Dari Kamboja ke California jaraknya lebih pendek dari yang kita kira. Prop 22 hanya akan mempercepat laju eksploitasi.
Namun seiring kita melihat pergeseran generasi dalam kehidupan politik nasional, mari kita alihkan perhatian kita pada gelombang pengorganisasian, tidak hanya di Kalifornia namun juga di seluruh dunia, yang memaksa perusahaan mengambil tindakan ekstrem untuk mempertahankan posisi mereka. Yang pasti, pengesahan Prop 22 mempunyai implikasi yang mengerikan jika dibiarkan, karena inisiatif pemungutan suara memungkinkan perusahaan untuk menetapkan preseden berbahaya yang tidak demokratis. Perusahaan-perusahaan menulis Proposisi 22 untuk melemahkan perlindungan tenaga kerja. Namun ada hal lain yang mereka lakukan: secara efektif melarang perwakilan terpilih untuk merevisi undang-undang tersebut di masa depan.

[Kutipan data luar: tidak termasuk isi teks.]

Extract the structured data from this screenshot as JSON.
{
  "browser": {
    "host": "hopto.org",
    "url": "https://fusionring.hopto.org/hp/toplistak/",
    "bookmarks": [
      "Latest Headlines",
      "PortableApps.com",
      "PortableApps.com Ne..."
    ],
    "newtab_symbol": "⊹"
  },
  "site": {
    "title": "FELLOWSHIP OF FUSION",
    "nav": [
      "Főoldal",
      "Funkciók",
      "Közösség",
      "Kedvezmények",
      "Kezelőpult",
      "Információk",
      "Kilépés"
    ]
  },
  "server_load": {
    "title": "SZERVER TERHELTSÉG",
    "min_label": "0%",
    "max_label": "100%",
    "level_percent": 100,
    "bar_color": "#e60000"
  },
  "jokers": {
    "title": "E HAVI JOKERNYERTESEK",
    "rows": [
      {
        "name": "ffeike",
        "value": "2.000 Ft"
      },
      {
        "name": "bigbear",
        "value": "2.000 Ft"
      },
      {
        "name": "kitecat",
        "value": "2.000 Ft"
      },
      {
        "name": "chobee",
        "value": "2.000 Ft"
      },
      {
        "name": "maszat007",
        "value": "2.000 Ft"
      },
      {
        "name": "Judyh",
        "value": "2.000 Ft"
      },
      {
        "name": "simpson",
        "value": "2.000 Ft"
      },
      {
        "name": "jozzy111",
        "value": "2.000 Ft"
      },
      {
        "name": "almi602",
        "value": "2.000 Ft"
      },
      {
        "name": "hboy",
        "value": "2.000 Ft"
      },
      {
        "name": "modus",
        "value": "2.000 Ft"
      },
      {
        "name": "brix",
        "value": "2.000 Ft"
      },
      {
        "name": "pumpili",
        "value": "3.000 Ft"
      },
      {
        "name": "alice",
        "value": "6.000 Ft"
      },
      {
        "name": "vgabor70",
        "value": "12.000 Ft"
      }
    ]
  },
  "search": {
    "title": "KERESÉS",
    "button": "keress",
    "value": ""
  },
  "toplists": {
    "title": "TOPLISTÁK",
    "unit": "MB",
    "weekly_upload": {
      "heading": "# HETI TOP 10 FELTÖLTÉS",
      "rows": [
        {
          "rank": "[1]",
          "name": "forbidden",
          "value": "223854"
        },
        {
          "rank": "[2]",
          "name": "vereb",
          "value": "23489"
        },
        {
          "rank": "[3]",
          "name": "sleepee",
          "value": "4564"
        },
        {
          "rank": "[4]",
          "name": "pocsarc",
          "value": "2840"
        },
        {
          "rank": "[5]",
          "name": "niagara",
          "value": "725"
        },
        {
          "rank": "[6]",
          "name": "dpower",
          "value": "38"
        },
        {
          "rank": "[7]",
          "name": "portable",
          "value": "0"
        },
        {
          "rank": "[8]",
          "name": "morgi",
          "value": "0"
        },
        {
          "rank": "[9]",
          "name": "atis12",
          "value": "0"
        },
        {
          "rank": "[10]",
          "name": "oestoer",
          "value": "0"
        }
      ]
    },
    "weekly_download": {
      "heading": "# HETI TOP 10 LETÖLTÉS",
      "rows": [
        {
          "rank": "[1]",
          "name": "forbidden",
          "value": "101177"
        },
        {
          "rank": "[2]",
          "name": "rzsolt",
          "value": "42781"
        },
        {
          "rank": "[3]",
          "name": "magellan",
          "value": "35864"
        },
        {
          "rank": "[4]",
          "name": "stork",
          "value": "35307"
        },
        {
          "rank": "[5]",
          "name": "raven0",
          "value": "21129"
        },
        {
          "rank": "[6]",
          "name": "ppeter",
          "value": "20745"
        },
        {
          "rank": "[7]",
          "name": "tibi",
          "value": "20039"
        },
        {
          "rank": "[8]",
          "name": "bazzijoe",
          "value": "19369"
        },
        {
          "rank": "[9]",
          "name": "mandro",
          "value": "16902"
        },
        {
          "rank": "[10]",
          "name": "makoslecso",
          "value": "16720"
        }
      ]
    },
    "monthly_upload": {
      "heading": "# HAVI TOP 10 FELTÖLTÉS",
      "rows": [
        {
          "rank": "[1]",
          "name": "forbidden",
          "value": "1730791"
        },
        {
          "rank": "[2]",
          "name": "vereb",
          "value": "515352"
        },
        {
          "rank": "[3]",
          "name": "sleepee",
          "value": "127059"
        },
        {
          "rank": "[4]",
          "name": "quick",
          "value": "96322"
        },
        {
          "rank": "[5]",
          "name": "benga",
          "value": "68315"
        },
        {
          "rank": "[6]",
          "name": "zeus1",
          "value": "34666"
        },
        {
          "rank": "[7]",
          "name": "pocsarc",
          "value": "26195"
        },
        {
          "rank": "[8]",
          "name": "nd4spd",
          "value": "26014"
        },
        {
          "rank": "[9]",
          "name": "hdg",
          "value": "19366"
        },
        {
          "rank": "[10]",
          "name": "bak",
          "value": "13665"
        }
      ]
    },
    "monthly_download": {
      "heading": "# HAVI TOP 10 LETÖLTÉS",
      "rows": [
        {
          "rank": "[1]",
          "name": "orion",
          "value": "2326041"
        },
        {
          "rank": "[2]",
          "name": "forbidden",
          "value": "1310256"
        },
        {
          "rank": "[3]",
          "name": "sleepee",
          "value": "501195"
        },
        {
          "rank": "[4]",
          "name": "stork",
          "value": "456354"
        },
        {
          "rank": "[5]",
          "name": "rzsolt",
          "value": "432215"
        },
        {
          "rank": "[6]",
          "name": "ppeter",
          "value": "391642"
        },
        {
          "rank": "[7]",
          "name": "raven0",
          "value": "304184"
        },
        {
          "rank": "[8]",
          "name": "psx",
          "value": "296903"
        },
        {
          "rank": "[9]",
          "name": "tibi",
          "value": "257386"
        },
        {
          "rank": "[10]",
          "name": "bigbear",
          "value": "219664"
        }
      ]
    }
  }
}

Seperti yang ditulis Bloomberg.
Ini adalah warga Inggris pada steroid.
Kampanye perusahaan untuk mendorong Prop 22 adalah kampanye inisiatif pemungutan suara yang paling mahal dalam sejarah California. Pelajaran bagi perusahaan: kampanye mahal untuk membanjiri pemilih dengan disinformasi berhasil dengan baik. Dan kita harus mengharapkan lebih banyak hal serupa pada kampanye-kampanye mendatang – kecuali kita bisa mengendalikannya.
Inilah kabar baiknya. Presiden Terpilih Joe Biden keluar untuk mendukung pekerja, dan menentang inisiatif tersebut, seperti yang dilakukan banyak kandidat utama Partai Demokrat lainnya. Senator Bernie Sanders dan Elizabeth Warren mengambil sikap yang sangat tegas terhadap hak-hak pekerja “gig”, dan kita mempunyai peluang untuk mempertahankan mereka pada posisi tersebut. Dan dukungan mereka terjadi bukan secara kebetulan, namun sebagai hasil dari gelombang besar pengorganisasian pekerja pertunjukan di seluruh Amerika Serikat, dan tercermin dalam keberhasilan pengorganisasian di negara-negara lain.
Perusahaan-perusahaan tersebut telah membangun model bisnis mereka di atas dasar kartu, namun pengorganisasiannya terbukti nyata dan tahan lama serta tidak didasarkan pada disinformasi namun berdasarkan kenyataan yang dialami dan dibagikan. Saatnya mengambil kebijakan berdasarkan fakta terkait perlindungan tenaga kerja bagi seluruh pekerja.
Bama Athreya adalah Kepala Gender, Kesetaraan dan Inklusi di Laudes Foundation. Ikuti dia di @bathreya1 atau @PodcastGig
ZNetwork didanai semata-mata melalui kemurahan hati para pembacanya.